No verso, morre teu mundo,
a pele obscura das águas,
o corpo desnudo da terra -
beleza e dor
e solidão sumindo.A poesia não diz o que és,
mas o que deixas de ser, ausência
tingida de rubros remorsos.
Quem versos escreve
escande a morte, quem
adentra o poema
não regressa,
ou regressa sem vida
e sem voz.
(de O outro lado do vento)
LE BATEAU FOU
Mais que vela ou ave
a nave se revela
um verso
ao sétimo abismo
do mar. Nau de noites
apagadas, sua pegada é só
presságio - não ser o naufrágio
má sorte, mas o rumo, o norte,
o próprio ser da viagem
à miragem de ser.
(de Rumo à vertigem ou a Arte de naufragar-se)
MENSAGEM NA GARRAFA I
Mais triste, talvez, que o fim, os restos,
nos cantos da alma. Um nome, dizia
tanto, e nem lembras o quê; cartas
retratos, cobertos de tempo,
a imagem da onda, após a noite
apagar a onda, migalhas
na mudez da mesa,
durando.
Mais triste, talvez, que resto qualquer,
restos do que não foi. A frase cortada,
suspensa na voz, viagens sonhadas,
a estrada, ficou para depois (como
se houvesse um depois), tanta
coisa que deixa de ser, sem
nunca ter sido.
Mais triste, talvez, que tudo é saber:
o que fica, o que resta, também
perdido, restando só como perda,
ausência ou leve
silêncio.
(de Rumo à vertigem ou a Arte de naufragar-se)
MENSAGEM NA GARRAFA II
O sargaço no ocaso,
à janela aberta de um verão
perdido, e tentas
reter a cena
em verso,
em vão.
O verso não diz a imagem
se abrindo à alma, só
as margens que a limitam;
o verso
não salva o sonho
que se recolhe
e recua, a passos largos, lá
onde a voz se esvai, onde moram o silêncio
e seu eco. (E o verso escrito, outro engano
no engano da vida)
(de Rumo à vertigem ou a Arte de naufragar-se)

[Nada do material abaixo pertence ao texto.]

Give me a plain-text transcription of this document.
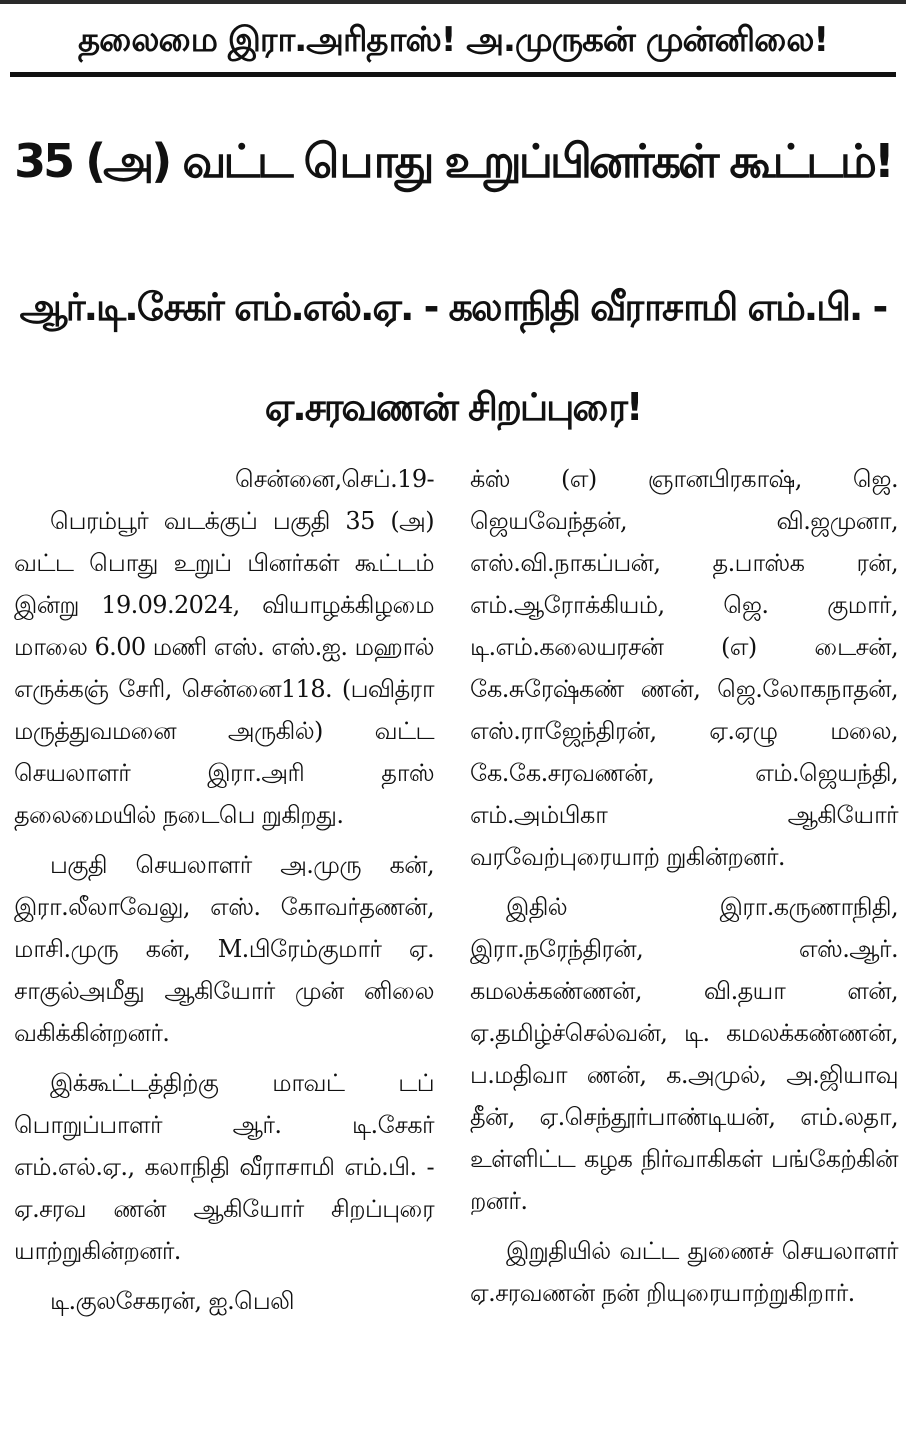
தலைமை இரா.அரிதாஸ்! அ.முருகன் முன்னிலை!
35 (அ) வட்ட பொது உறுப்பினர்கள் கூட்டம்!
ஆர்.டி.சேகர் எம்.எல்.ஏ. - கலாநிதி வீராசாமி எம்.பி. -
ஏ.சரவணன் சிறப்புரை!

சென்னை,செப்.19-

பெரம்பூர் வடக்குப் பகுதி 35 (அ) வட்ட பொது உறுப் பினர்கள் கூட்டம் இன்று 19.09.2024, வியாழக்கிழமை மாலை 6.00 மணி எஸ். எஸ்.ஐ. மஹால் எருக்கஞ் சேரி, சென்னை118. (பவித்ரா மருத்துவமனை அருகில்) வட்ட செயலாளர் இரா.அரி தாஸ் தலைமையில் நடைபெ றுகிறது.

பகுதி செயலாளர் அ.முரு கன், இரா.லீலாவேலு, எஸ். கோவர்தணன், மாசி.முரு கன், M.பிரேம்குமார் ஏ. சாகுல்அமீது ஆகியோர் முன் னிலை வகிக்கின்றனர்.

இக்கூட்டத்திற்கு மாவட் டப் பொறுப்பாளர் ஆர். டி.சேகர் எம்.எல்.ஏ., கலாநிதி வீராசாமி எம்.பி. - ஏ.சரவ ணன் ஆகியோர் சிறப்புரை யாற்றுகின்றனர்.

டி.குலசேகரன், ஐ.பெலி

க்ஸ் (எ) ஞானபிரகாஷ், ஜெ. ஜெயவேந்தன், வி.ஜமுனா, எஸ்.வி.நாகப்பன், த.பாஸ்க ரன், எம்.ஆரோக்கியம், ஜெ. குமார், டி.எம்.கலையரசன் (எ) டைசன், கே.சுரேஷ்கண் ணன், ஜெ.லோகநாதன், எஸ்.ராஜேந்திரன், ஏ.ஏழு மலை, கே.கே.சரவணன், எம்.ஜெயந்தி, எம்.அம்பிகா ஆகியோர் வரவேற்புரையாற் றுகின்றனர்.

இதில் இரா.கருணாநிதி, இரா.நரேந்திரன், எஸ்.ஆர். கமலக்கண்ணன், வி.தயா ளன், ஏ.தமிழ்ச்செல்வன், டி. கமலக்கண்ணன், ப.மதிவா ணன், க.அமுல், அ.ஜியாவு தீன், ஏ.செந்தூர்பாண்டியன், எம்.லதா, உள்ளிட்ட கழக நிர்வாகிகள் பங்கேற்கின் றனர்.

இறுதியில் வட்ட துணைச் செயலாளர் ஏ.சரவணன் நன் றியுரையாற்றுகிறார்.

Wassily Chuck graduou-se em engenharia e filosofia, é mestre em filosofia e diplomata de carreira. Publicou os livros de poesia Sombras (Tessitura, 2006), Silêncios de água e pedra (Ateliê Editorial, 2008), O outro lado do vento (Ateliê Editorial, 2010) e Rumo à vertigem ou a Arte de naufragar-se (Ateliê Editorial, 2016).